The crawler not only connects to nodes found on the discovery network, but also accepts connections, so nodes will randomly find the crawler on the discovery network and try to connect to it as a peer. The crawler is connected to, and crawling both DiscV4, and DiscV5 discovery networks.
The node's details are saved to the database and the crawler disconnects so the node's peer limit is not needlessly consumed.
Accepting connections is a critical feature of the crawler for nodes which cannot be reached because they are behind a firewall or Carrier-grade NAT. We would not have the details of these nodes if they did not connect at least once to the crawler. Since we have to wait for these nodes to connect to update their details, there are quite a few nodes with stale data.
This is how the details of the node was acquired, and is in reference to the
crawler. So Dial
refers to the crawler dialing a connection, and Accept
refers to the crawler accepting a connection.
As we can see from the graph above, most (> 60%) of the nodes cannot accept connections. If this is your node, please review your router/firewall configurations so we can pump that success percentage number up.
A string containing a bunch of information about the node.
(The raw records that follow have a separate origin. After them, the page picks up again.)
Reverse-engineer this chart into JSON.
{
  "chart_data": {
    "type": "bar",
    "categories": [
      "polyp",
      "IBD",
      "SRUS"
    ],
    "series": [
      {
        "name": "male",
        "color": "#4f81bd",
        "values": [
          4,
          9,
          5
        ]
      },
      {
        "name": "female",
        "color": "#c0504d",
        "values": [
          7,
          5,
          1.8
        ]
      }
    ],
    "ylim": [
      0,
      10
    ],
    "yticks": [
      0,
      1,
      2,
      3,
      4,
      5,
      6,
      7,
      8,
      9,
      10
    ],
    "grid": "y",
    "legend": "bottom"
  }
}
From this, we can extract:
Not all nodes contain all this data, so you might see places where this is blank.
This is a difficult thing to do since most of the nodes are not exposed to the internet so they cannot accept connections from peers.
A crawler which is only trying to connect to nodes will have a very limited view of the network because they will only be able to get details of nodes which are accepting connections.
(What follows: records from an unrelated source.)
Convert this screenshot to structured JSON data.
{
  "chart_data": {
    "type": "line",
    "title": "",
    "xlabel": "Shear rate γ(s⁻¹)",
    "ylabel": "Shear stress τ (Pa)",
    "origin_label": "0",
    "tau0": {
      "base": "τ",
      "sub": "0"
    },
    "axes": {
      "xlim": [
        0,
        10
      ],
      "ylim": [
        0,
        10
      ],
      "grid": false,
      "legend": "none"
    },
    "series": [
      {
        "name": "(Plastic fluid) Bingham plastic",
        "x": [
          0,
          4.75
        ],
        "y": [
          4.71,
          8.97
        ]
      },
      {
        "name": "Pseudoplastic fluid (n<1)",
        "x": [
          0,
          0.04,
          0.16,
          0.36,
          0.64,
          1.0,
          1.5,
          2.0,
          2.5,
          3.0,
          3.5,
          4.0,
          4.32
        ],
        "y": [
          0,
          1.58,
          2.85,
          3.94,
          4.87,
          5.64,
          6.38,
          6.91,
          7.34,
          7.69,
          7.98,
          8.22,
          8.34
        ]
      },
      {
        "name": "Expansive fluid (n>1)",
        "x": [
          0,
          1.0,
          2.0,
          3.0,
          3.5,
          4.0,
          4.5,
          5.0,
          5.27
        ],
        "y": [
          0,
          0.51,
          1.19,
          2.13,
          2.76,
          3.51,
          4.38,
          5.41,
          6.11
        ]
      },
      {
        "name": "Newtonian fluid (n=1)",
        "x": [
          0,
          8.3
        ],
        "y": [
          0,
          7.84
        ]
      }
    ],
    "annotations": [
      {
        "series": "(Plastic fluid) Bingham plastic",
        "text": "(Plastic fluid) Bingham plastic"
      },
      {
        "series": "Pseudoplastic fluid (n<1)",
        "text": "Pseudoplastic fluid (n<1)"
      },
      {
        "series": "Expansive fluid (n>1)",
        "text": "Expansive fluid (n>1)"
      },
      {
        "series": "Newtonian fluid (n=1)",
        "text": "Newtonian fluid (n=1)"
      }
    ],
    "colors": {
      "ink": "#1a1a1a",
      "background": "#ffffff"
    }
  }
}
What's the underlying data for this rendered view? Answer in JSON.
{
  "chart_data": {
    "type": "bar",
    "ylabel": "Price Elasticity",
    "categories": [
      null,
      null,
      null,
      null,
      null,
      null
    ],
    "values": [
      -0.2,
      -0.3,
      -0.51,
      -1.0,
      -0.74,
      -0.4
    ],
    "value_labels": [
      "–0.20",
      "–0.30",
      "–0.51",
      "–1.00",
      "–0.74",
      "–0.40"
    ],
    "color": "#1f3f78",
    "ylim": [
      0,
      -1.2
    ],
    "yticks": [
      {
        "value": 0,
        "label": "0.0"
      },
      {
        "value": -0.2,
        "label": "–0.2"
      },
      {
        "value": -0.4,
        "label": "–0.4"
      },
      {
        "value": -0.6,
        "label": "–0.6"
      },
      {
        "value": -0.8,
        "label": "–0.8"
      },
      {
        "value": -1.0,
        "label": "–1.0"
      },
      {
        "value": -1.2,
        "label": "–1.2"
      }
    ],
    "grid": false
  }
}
Even when nodes are properly open to connections, they very commonly have too many peers, so we cannot update their details. This situation is still considered as a successful dial attempt, but we are unable to update the node's details. This problem is most common with Geth. Other nodes seem to be less strict with the peer limit.
The goal of this page is to give you access to aggregated stats about the various Ethereum networks. It only shows nodes which could still be found on the discovery network in the last 24 hours. The stats are collected every 30 minutes, on the hour, and 30 minutes past the hour.
Unsynced
on this page, and it will be shown with Unknown
on
other pages.Each of these filters adds a query parameter to the URL, so you can
share/bookmark a specific set of filters. You can also put in values which
are not given as options. You can change the network
parameter to 56
to
see stats of the Binance Smart Chain, for example.
Chainlist or Chainid have a bunch of networks you can
try.
At the moment, only 3 days is shown for each of the filtered networks, and 1
day is shown for the All
filter. I'm working on a better database for this.
I would like to make the date range configurable. All the stats since the
beginning of the project exists in the database, so I would like to make it
available.
This is where you can filter for a specific set of nodes, or even search to find your node.
There's similar filters to the stats page, just the network filter is only filtering based on the network ID, the fork ID is not taken into consideration.
The inputs should be pretty simple to understand. These will let you find your node by IP address, node ID, or public key.
These inputs will search the discovery data, so you can find nodes which were not able to be crawled. If your node is there, you can find details on the Help page on how to add the crawler as a peer to your node, so your node will connect to the crawler, and be part of the database.
Geth let's you set an identity
flag. This is added to the client's identifier
which you can also search for, if you have that set.
The 0
to f
row is just a shortcut to add that character as a start for the
node ID/public key filter.
Details about the node I think are most useful to show.
Some fields of note:
Shows the last 10 accepted, and dialed connections, along with if there was an error or not. I hope this will be very useful to node operators trying to debug peer connection or network issues. I plan to have a GitHub-style year map of dial connection issues for each node. If the history is very important, you can download the database snapshot and query all of it.
Shows the history of dialed and accepted connections for the Node Crawler.
Shows some information to help you add the node crawler as a peer to your node, and how to find your node's ID/public key so you can find it on the website.
Database snapshots, taken once a day at midnight UTC. Available for anyone to download and use in their research.